As someone who does that on the side, I'll offer my 2 cents (and a bit of context about my situation):
- First, about what I do: I have a PC side business. I do not actively advertise or otherwise seek clients. I am a full-time student, or full-time employed at all times, and don't have time to fully into the PC business. So it's just a side thing. But here's how i do it, and some tips/info about how the market is:
- If you want to build "normal" PCs for people to use at home for like, MS office and stuff, don't expect to make money. Frankly, best buy will get people similar or even better performance than you can due to the competitive mainstream market and their volume discounts at the manufacturing and selling levels. You might be able to convince people that the serviceability, upgradeability, and modularity of a custom solution is good, but you still won't make enough $$ for it to be worth more than "getting your name out there", helping a friend out, or like me, just having fun building PCs
- When it comes to gaming PCs, you can actually make a small amount of money. Don't expect more than 100-150 bucks profit though, even for higher end rigs. What that is per hour depends on how fast you are. I can build a standard gaming PC in an hour, but I've been doing this a long time. Remember, the lower-end stuff is, the lower your margins will be
- If you can find people who want custom watercooled builds, or modded cases, those will get you more profit. Hundreds, plural (especially watercooling). Those are hard to find, and it means often promising some sort of availability to help with maintenance, etc if you want to get some customers. But it is one of the better ways to actually get good profit. Case modding and such is also a good method, because you're providing something many others, even OEMs can't do. i.e. I have built briefcase-sized watercooled gaming PCs by modding some ITX cases that people just can't do without tools, confidence, and knowledge. That adds value to your work.

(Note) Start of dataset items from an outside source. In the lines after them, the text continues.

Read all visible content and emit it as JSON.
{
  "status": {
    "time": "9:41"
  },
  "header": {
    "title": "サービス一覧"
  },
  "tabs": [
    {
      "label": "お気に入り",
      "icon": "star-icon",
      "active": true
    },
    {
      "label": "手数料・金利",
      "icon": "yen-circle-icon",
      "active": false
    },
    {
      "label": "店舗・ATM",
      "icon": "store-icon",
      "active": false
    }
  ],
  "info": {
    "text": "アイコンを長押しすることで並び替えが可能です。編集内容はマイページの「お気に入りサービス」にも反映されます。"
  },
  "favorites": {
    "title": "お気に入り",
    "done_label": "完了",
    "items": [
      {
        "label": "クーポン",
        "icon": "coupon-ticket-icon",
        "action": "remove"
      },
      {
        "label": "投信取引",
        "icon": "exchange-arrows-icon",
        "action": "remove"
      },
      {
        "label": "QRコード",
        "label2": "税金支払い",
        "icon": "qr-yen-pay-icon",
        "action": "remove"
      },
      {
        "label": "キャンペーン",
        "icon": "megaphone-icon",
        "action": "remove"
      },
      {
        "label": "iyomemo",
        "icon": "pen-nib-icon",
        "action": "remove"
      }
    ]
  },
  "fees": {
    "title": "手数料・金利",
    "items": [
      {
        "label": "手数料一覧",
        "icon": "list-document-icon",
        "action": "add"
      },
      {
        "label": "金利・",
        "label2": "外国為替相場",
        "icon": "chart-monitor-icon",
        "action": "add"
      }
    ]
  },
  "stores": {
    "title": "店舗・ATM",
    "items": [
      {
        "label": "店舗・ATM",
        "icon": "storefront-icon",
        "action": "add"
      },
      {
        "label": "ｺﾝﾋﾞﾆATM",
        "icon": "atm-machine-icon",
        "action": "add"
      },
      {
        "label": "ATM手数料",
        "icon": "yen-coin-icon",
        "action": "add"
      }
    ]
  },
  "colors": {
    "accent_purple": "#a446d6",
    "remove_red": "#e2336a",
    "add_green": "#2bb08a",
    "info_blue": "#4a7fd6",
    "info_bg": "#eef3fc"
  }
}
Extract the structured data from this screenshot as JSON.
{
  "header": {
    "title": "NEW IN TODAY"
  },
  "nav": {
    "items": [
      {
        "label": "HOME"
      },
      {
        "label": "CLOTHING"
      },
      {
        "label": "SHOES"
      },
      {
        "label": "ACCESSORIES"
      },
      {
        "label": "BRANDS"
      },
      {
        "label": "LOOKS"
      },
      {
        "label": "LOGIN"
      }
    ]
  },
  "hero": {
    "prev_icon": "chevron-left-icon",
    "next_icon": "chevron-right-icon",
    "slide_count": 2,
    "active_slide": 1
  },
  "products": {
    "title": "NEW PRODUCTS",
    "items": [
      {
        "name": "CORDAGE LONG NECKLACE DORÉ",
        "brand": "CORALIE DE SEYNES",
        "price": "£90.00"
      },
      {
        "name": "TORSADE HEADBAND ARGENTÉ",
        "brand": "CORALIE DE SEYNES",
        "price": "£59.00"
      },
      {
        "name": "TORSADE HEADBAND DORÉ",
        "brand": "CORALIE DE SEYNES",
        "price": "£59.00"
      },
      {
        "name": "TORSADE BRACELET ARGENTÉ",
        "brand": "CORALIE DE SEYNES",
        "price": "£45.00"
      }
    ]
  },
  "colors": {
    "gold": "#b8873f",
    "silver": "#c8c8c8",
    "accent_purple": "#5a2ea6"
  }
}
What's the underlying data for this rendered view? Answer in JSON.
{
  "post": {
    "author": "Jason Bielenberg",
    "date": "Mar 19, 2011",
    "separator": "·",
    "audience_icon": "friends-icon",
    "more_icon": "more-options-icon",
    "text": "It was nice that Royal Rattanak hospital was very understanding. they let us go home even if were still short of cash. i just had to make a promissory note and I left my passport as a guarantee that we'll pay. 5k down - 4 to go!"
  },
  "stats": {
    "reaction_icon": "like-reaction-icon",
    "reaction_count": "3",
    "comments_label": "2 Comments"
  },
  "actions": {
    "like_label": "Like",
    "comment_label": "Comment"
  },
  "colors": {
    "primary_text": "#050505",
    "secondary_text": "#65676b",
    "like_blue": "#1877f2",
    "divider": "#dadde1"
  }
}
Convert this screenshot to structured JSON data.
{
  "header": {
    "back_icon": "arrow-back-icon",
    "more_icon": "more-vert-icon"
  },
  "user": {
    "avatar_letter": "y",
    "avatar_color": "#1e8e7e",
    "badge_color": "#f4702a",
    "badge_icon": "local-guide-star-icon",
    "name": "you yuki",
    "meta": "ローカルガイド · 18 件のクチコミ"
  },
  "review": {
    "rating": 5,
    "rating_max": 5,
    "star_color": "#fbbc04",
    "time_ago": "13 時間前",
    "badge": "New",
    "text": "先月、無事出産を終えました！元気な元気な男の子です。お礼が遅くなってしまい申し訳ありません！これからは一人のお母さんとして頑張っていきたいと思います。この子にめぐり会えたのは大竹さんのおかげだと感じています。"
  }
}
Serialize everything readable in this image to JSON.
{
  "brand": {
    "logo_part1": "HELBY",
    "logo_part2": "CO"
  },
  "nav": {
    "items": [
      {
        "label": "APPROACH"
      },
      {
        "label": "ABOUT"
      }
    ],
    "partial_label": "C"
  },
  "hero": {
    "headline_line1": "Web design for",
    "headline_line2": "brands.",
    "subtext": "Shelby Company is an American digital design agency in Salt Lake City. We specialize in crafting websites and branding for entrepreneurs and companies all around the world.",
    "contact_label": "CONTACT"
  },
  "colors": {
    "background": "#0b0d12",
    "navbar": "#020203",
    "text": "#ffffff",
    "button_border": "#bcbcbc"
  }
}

- The last, and IMO most profitable category, is business. I have built a few CAD workstations for engineering firms, and those are good profit. You can make 500+ bucks on a machine that is not physically more complex than a gaming PC. If you can find people who need those, that really helps. If you can build relationships with those compaines, that's even better. I have been asked to return for upgrades, more PCs, and even networking/LDAP setup and related IT tasks. That's key.
I can't help you much with marketing as I don't do it. Everything I do is from personal connections since I don't really have time to dive fully into this. But hopefully that gives you some perspective and ideas on how things will work. One note I have for you, specifically, is that you will have more issues than I do with actually going through the ordering process with customers (probably) because you're not an adult and don't have credit cards with high limits. I can order the parts for a few CAD workstations before I get paid, assemble, test, and deliver, and be okay waiting to be paid until delivery. You may need help from parents, or perhaps ask for cash up front from customers to do this. That may be less than desirable for some, so keep in mind ways to try and get around that if you can. Also I advise getting an account with square or freshbooks (shameless LTT sponsor plug) or another payment processor so you can take credit cards if people prefer that (which some do).
Good luck, and if you have any questions, feel free to @ me or PM if it's more personal.